Another ambitious Amador project


ARI has announced yet another five-star hotel, casino and restaurant project, this one a $15.6 million job on Perico Island, by Brisas de Amador SA. The former Fort Amador has seen a few successful new developments and other projects are underway, but the number of hotels projected and current market realities suggest that not all of the projects that ARI touts can succeed.


Seguro Social gets heavy handed in bond dispute


On August 21 the Social Security Fund sequestered that assets of Compañía Nacional de Seguros (CONASE), which had posted a bond for the timely comletion of a hospital in Aguadulce. Shortly before the hospital was due to be finished, Seguro requested some changes in the construction plans that made the contractual deadline impossible to meet. Litigation ensued and the dispute was taken to binding arbitration, with the company prevailing. Seguro appealed to the courts, which rejected its claim, and then proceeded to sequester the company's assets. The move has alarmed Panama's insurance industry and drawn stern criticism from business groups.

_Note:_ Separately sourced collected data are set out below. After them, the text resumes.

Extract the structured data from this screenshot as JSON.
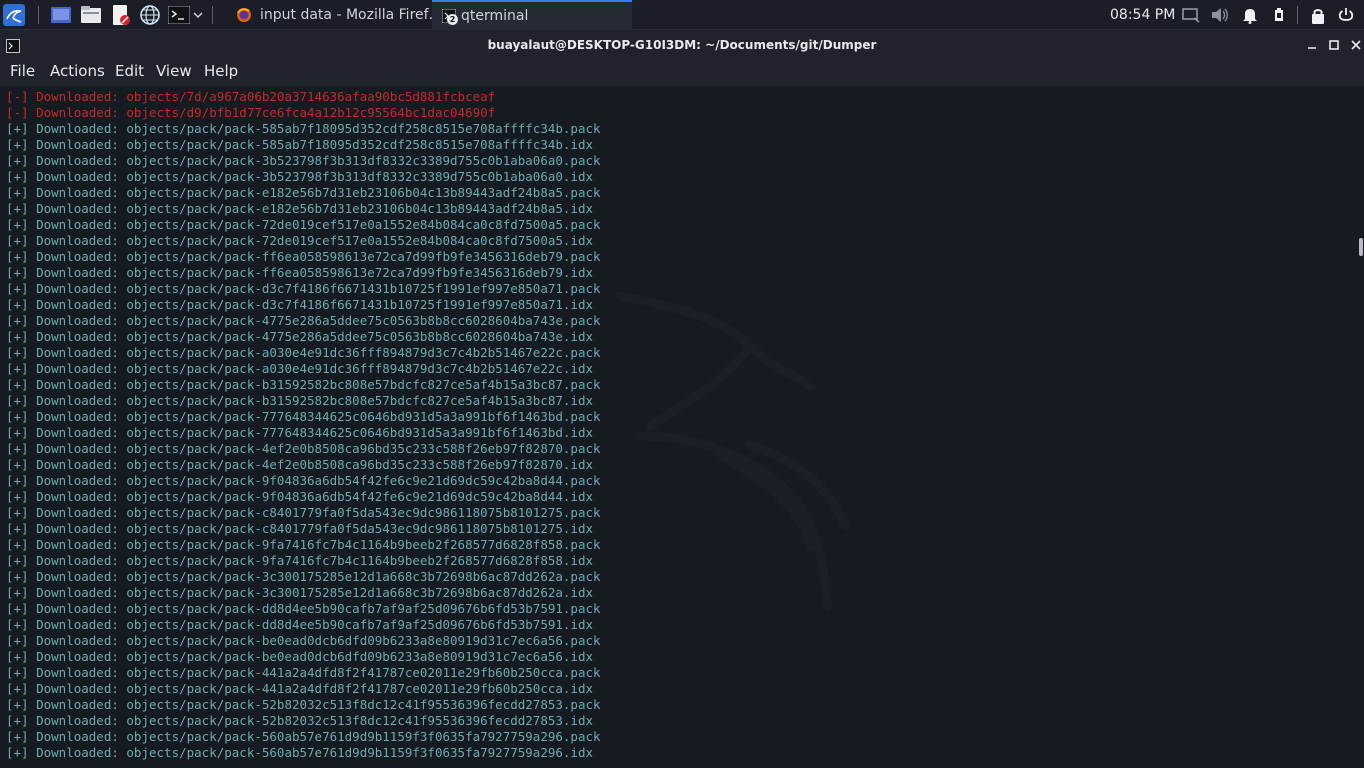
{
  "taskbar": {
    "tasks": [
      {
        "label": "input data - Mozilla Firef…",
        "icon": "firefox-icon"
      },
      {
        "label": "qterminal",
        "icon": "terminal-icon",
        "badge": "2"
      }
    ],
    "clock": "08:54 PM"
  },
  "window": {
    "title": "buayalaut@DESKTOP-G10I3DM: ~/Documents/git/Dumper"
  },
  "menu": [
    "File",
    "Actions",
    "Edit",
    "View",
    "Help"
  ],
  "terminal": {
    "lines": [
      {
        "text": "[-] Downloaded: objects/7d/a967a06b20a3714636afaa90bc5d881fcbceaf",
        "status": "error"
      },
      {
        "text": "[-] Downloaded: objects/d9/bfb1d77ce6fca4a12b12c95564bc1dac04690f",
        "status": "error"
      },
      {
        "text": "[+] Downloaded: objects/pack/pack-585ab7f18095d352cdf258c8515e708affffc34b.pack",
        "status": "ok"
      },
      {
        "text": "[+] Downloaded: objects/pack/pack-585ab7f18095d352cdf258c8515e708affffc34b.idx",
        "status": "ok"
      },
      {
        "text": "[+] Downloaded: objects/pack/pack-3b523798f3b313df8332c3389d755c0b1aba06a0.pack",
        "status": "ok"
      },
      {
        "text": "[+] Downloaded: objects/pack/pack-3b523798f3b313df8332c3389d755c0b1aba06a0.idx",
        "status": "ok"
      },
      {
        "text": "[+] Downloaded: objects/pack/pack-e182e56b7d31eb23106b04c13b89443adf24b8a5.pack",
        "status": "ok"
      },
      {
        "text": "[+] Downloaded: objects/pack/pack-e182e56b7d31eb23106b04c13b89443adf24b8a5.idx",
        "status": "ok"
      },
      {
        "text": "[+] Downloaded: objects/pack/pack-72de019cef517e0a1552e84b084ca0c8fd7500a5.pack",
        "status": "ok"
      },
      {
        "text": "[+] Downloaded: objects/pack/pack-72de019cef517e0a1552e84b084ca0c8fd7500a5.idx",
        "status": "ok"
      },
      {
        "text": "[+] Downloaded: objects/pack/pack-ff6ea058598613e72ca7d99fb9fe3456316deb79.pack",
        "status": "ok"
      },
      {
        "text": "[+] Downloaded: objects/pack/pack-ff6ea058598613e72ca7d99fb9fe3456316deb79.idx",
        "status": "ok"
      },
      {
        "text": "[+] Downloaded: objects/pack/pack-d3c7f4186f6671431b10725f1991ef997e850a71.pack",
        "status": "ok"
      },
      {
        "text": "[+] Downloaded: objects/pack/pack-d3c7f4186f6671431b10725f1991ef997e850a71.idx",
        "status": "ok"
      },
      {
        "text": "[+] Downloaded: objects/pack/pack-4775e286a5ddee75c0563b8b8cc6028604ba743e.pack",
        "status": "ok"
      },
      {
        "text": "[+] Downloaded: objects/pack/pack-4775e286a5ddee75c0563b8b8cc6028604ba743e.idx",
        "status": "ok"
      },
      {
        "text": "[+] Downloaded: objects/pack/pack-a030e4e91dc36fff894879d3c7c4b2b51467e22c.pack",
        "status": "ok"
      },
      {
        "text": "[+] Downloaded: objects/pack/pack-a030e4e91dc36fff894879d3c7c4b2b51467e22c.idx",
        "status": "ok"
      },
      {
        "text": "[+] Downloaded: objects/pack/pack-b31592582bc808e57bdcfc827ce5af4b15a3bc87.pack",
        "status": "ok"
      },
      {
        "text": "[+] Downloaded: objects/pack/pack-b31592582bc808e57bdcfc827ce5af4b15a3bc87.idx",
        "status": "ok"
      },
      {
        "text": "[+] Downloaded: objects/pack/pack-777648344625c0646bd931d5a3a991bf6f1463bd.pack",
        "status": "ok"
      },
      {
        "text": "[+] Downloaded: objects/pack/pack-777648344625c0646bd931d5a3a991bf6f1463bd.idx",
        "status": "ok"
      },
      {
        "text": "[+] Downloaded: objects/pack/pack-4ef2e0b8508ca96bd35c233c588f26eb97f82870.pack",
        "status": "ok"
      },
      {
        "text": "[+] Downloaded: objects/pack/pack-4ef2e0b8508ca96bd35c233c588f26eb97f82870.idx",
        "status": "ok"
      },
      {
        "text": "[+] Downloaded: objects/pack/pack-9f04836a6db54f42fe6c9e21d69dc59c42ba8d44.pack",
        "status": "ok"
      },
      {
        "text": "[+] Downloaded: objects/pack/pack-9f04836a6db54f42fe6c9e21d69dc59c42ba8d44.idx",
        "status": "ok"
      },
      {
        "text": "[+] Downloaded: objects/pack/pack-c8401779fa0f5da543ec9dc986118075b8101275.pack",
        "status": "ok"
      },
      {
        "text": "[+] Downloaded: objects/pack/pack-c8401779fa0f5da543ec9dc986118075b8101275.idx",
        "status": "ok"
      },
      {
        "text": "[+] Downloaded: objects/pack/pack-9fa7416fc7b4c1164b9beeb2f268577d6828f858.pack",
        "status": "ok"
      },
      {
        "text": "[+] Downloaded: objects/pack/pack-9fa7416fc7b4c1164b9beeb2f268577d6828f858.idx",
        "status": "ok"
      },
      {
        "text": "[+] Downloaded: objects/pack/pack-3c300175285e12d1a668c3b72698b6ac87dd262a.pack",
        "status": "ok"
      },
      {
        "text": "[+] Downloaded: objects/pack/pack-3c300175285e12d1a668c3b72698b6ac87dd262a.idx",
        "status": "ok"
      },
      {
        "text": "[+] Downloaded: objects/pack/pack-dd8d4ee5b90cafb7af9af25d09676b6fd53b7591.pack",
        "status": "ok"
      },
      {
        "text": "[+] Downloaded: objects/pack/pack-dd8d4ee5b90cafb7af9af25d09676b6fd53b7591.idx",
        "status": "ok"
      },
      {
        "text": "[+] Downloaded: objects/pack/pack-be0ead0dcb6dfd09b6233a8e80919d31c7ec6a56.pack",
        "status": "ok"
      },
      {
        "text": "[+] Downloaded: objects/pack/pack-be0ead0dcb6dfd09b6233a8e80919d31c7ec6a56.idx",
        "status": "ok"
      },
      {
        "text": "[+] Downloaded: objects/pack/pack-441a2a4dfd8f2f41787ce02011e29fb60b250cca.pack",
        "status": "ok"
      },
      {
        "text": "[+] Downloaded: objects/pack/pack-441a2a4dfd8f2f41787ce02011e29fb60b250cca.idx",
        "status": "ok"
      },
      {
        "text": "[+] Downloaded: objects/pack/pack-52b82032c513f8dc12c41f95536396fecdd27853.pack",
        "status": "ok"
      },
      {
        "text": "[+] Downloaded: objects/pack/pack-52b82032c513f8dc12c41f95536396fecdd27853.idx",
        "status": "ok"
      },
      {
        "text": "[+] Downloaded: objects/pack/pack-560ab57e761d9d9b1159f3f0635fa7927759a296.pack",
        "status": "ok"
      },
      {
        "text": "[+] Downloaded: objects/pack/pack-560ab57e761d9d9b1159f3f0635fa7927759a296.idx",
        "status": "ok"
      }
    ]
  },
  "colors": {
    "ok_text": "#6fa9b4",
    "error_text": "#c42a2a",
    "terminal_bg": "#161a21",
    "accent": "#367bf0"
  }
}
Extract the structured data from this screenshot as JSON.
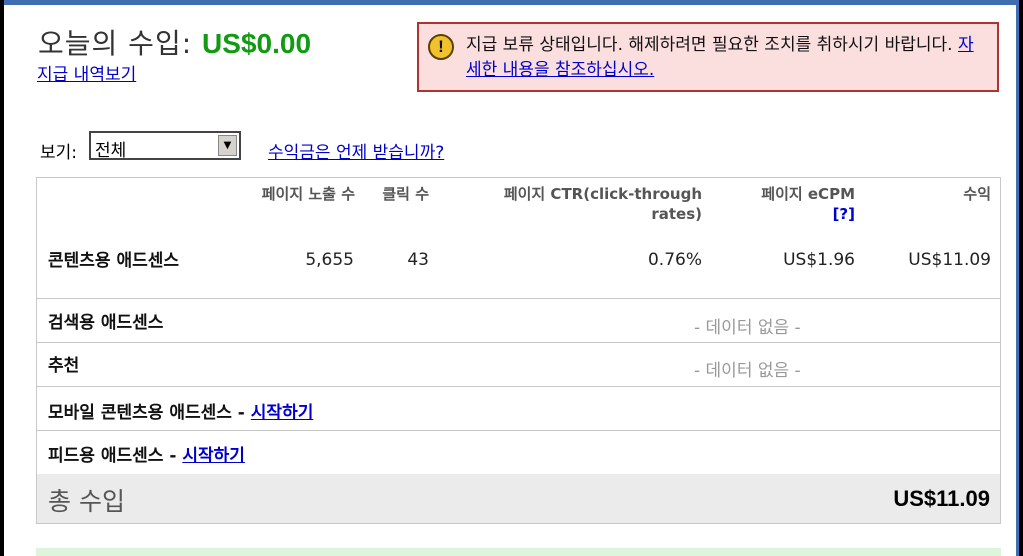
{
  "colors": {
    "frame_blue": "#3f6fb0",
    "earnings_green": "#139a13",
    "alert_bg": "#fbdede",
    "alert_border": "#b03333",
    "link": "#0000cc",
    "total_bg": "#ebebeb"
  },
  "earnings": {
    "title": "오늘의 수입:",
    "amount": "US$0.00",
    "history_link": "지급 내역보기"
  },
  "alert": {
    "icon": "exclamation-icon",
    "icon_glyph": "!",
    "message": "지급 보류 상태입니다. 해제하려면 필요한 조치를 취하시기 바랍니다.",
    "link": "자세한 내용을 참조하십시오."
  },
  "view": {
    "label": "보기:",
    "selected": "전체",
    "dropdown_glyph": "▼"
  },
  "when_link": "수익금은 언제 받습니까?",
  "table": {
    "headers": {
      "impressions": "페이지 노출 수",
      "clicks": "클릭 수",
      "ctr": "페이지 CTR(click-through rates)",
      "ecpm": "페이지 eCPM",
      "ecpm_help": "[?]",
      "earnings": "수익"
    },
    "rows": [
      {
        "name": "콘텐츠용 애드센스",
        "impressions": "5,655",
        "clicks": "43",
        "ctr": "0.76%",
        "ecpm": "US$1.96",
        "earnings": "US$11.09"
      },
      {
        "name": "검색용 애드센스",
        "nodata": "- 데이터 없음 -"
      },
      {
        "name": "추천",
        "nodata": "- 데이터 없음 -"
      },
      {
        "name": "모바일 콘텐츠용 애드센스",
        "sep": " - ",
        "link": "시작하기"
      },
      {
        "name": "피드용 애드센스",
        "sep": " - ",
        "link": "시작하기"
      }
    ],
    "total": {
      "label": "총 수입",
      "value": "US$11.09"
    }
  }
}
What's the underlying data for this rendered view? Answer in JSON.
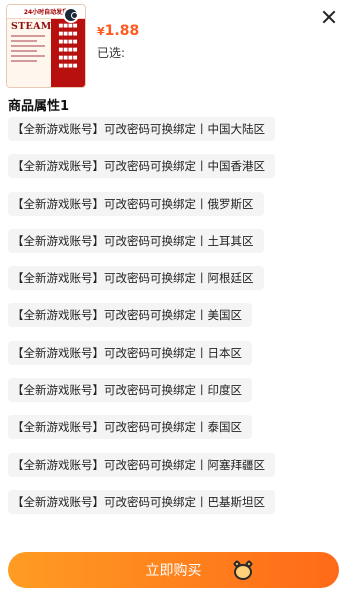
{
  "product": {
    "thumbnail": {
      "top_text": "24小时自动发货",
      "brand": "STEAM",
      "icon": "steam-logo-icon"
    },
    "price_currency": "¥",
    "price_value": "1.88",
    "selected_label": "已选:"
  },
  "attribute_section": {
    "title": "商品属性1",
    "options": [
      "【全新游戏账号】可改密码可换绑定丨中国大陆区",
      "【全新游戏账号】可改密码可换绑定丨中国香港区",
      "【全新游戏账号】可改密码可换绑定丨俄罗斯区",
      "【全新游戏账号】可改密码可换绑定丨土耳其区",
      "【全新游戏账号】可改密码可换绑定丨阿根廷区",
      "【全新游戏账号】可改密码可换绑定丨美国区",
      "【全新游戏账号】可改密码可换绑定丨日本区",
      "【全新游戏账号】可改密码可换绑定丨印度区",
      "【全新游戏账号】可改密码可换绑定丨泰国区",
      "【全新游戏账号】可改密码可换绑定丨阿塞拜疆区",
      "【全新游戏账号】可改密码可换绑定丨巴基斯坦区"
    ]
  },
  "buy_button": {
    "label": "立即购买"
  },
  "icons": {
    "close": "close-icon",
    "mascot": "mascot-watermark-icon"
  },
  "colors": {
    "accent": "#ff5a1f",
    "button_start": "#ff9c23",
    "button_end": "#ff6a18",
    "option_bg": "#f4f4f4"
  }
}
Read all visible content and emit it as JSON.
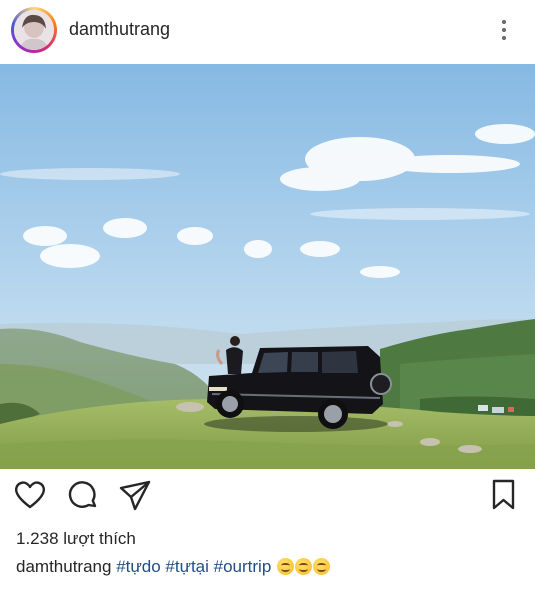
{
  "post": {
    "username": "damthutrang",
    "more_icon": "more-vertical-icon",
    "likes_text": "1.238 lượt thích",
    "caption": {
      "username": "damthutrang",
      "hashtags": [
        "#tựdo",
        "#tựtại",
        "#ourtrip"
      ],
      "emoji_count": 3
    }
  },
  "actions": {
    "like_icon": "heart-icon",
    "comment_icon": "comment-bubble-icon",
    "share_icon": "paper-plane-icon",
    "save_icon": "bookmark-icon"
  },
  "colors": {
    "text": "#262626",
    "hashtag": "#1f4f86",
    "sky": "#8fc1e6",
    "grass": "#9fb65c"
  }
}
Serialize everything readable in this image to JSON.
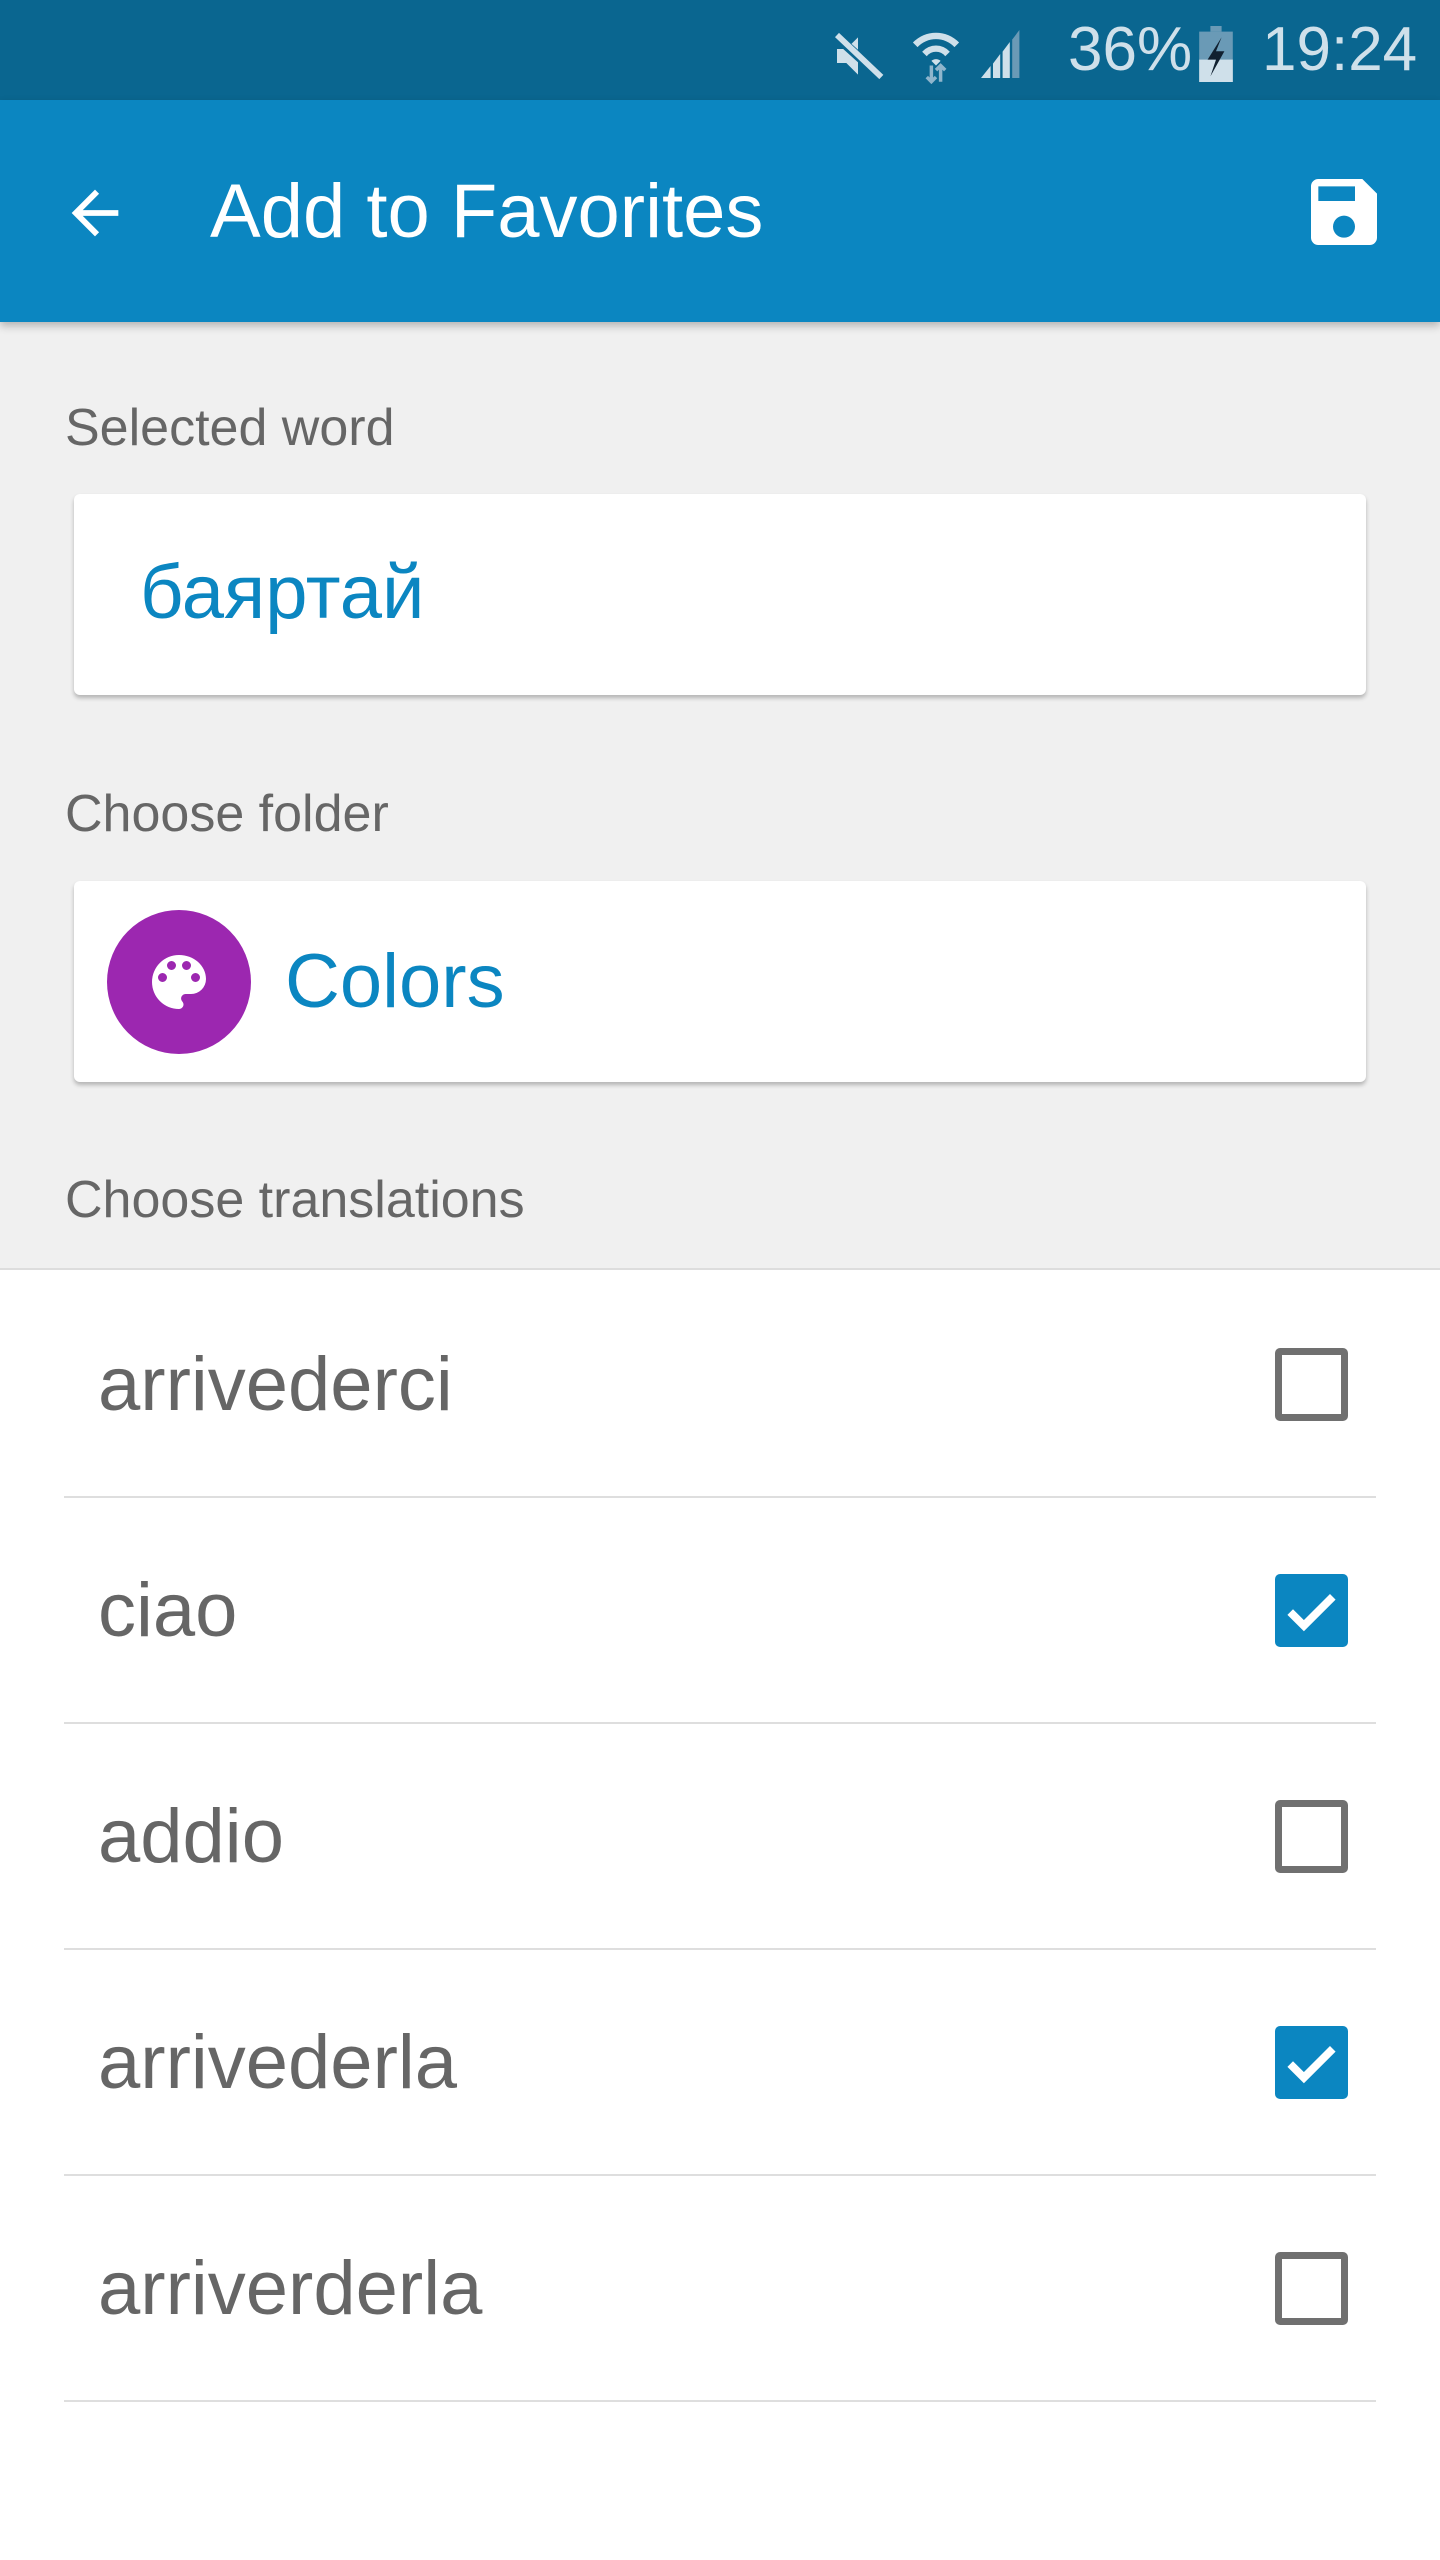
{
  "status_bar": {
    "battery": "36%",
    "time": "19:24",
    "icons": [
      "mute-icon",
      "wifi-icon",
      "signal-icon",
      "battery-charging-icon"
    ]
  },
  "app_bar": {
    "title": "Add to Favorites",
    "back_icon": "arrow-left-icon",
    "save_icon": "save-floppy-icon"
  },
  "selected_word": {
    "label": "Selected word",
    "value": "баяртай"
  },
  "folder": {
    "label": "Choose folder",
    "name": "Colors",
    "icon": "palette-icon",
    "icon_color": "#9c27b0"
  },
  "translations": {
    "label": "Choose translations",
    "items": [
      {
        "word": "arrivederci",
        "checked": false
      },
      {
        "word": "ciao",
        "checked": true
      },
      {
        "word": "addio",
        "checked": false
      },
      {
        "word": "arrivederla",
        "checked": true
      },
      {
        "word": "arriverderla",
        "checked": false
      }
    ]
  },
  "colors": {
    "accent": "#0b86c1",
    "status_bar": "#0a6690"
  }
}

Labor Tribunal lets C&W off the hook for indemnity payment


The privatization of the old INTEL public phone monopoly was sold to utility workers with the promise of an indemnity. Part of this was paid, but $16.5 million has not been. Former INTEL workers, some of them current Cable & Wireless employees, sued to get paid the rest of the promised indemnity, but now a Labor Tribunal has ruled that they must look to the Ministry of Economy and Finance, not C&W, for payment. Economy and Finance Minister Norberto Delgado and his assistant, Domingo Latorraca, are also members of the Cable & Wireless board of directors. The Moscoso government and the phone company are accused by former INTEL employees of trying to steal the indemnity by claiming that it, along with other assets of the former INTEL workers' union, belong to the company and the current Cable & Wireless workers. The current phone company workers and their union note that, while former INTEL director Juan Ramón Porras was paid a bonus usually reported as a high six-figure sum, neither former nor present workers are receiving what the privatization contract provides is theirs.


Fuel price fixing alleged


The Free Trade and Consumer Affairs Commission (CLICAC) has sued the nation's major gasoline and diesel wholesalers --- Delta, Texaco, Shell, Esso Standard and Petrolera Nacional --- for what it alleges is an illegal price-fixing scheme. The case has been assigned to the Ninth Civil Court, which handles all major monopoly and consumer law cases in Panama.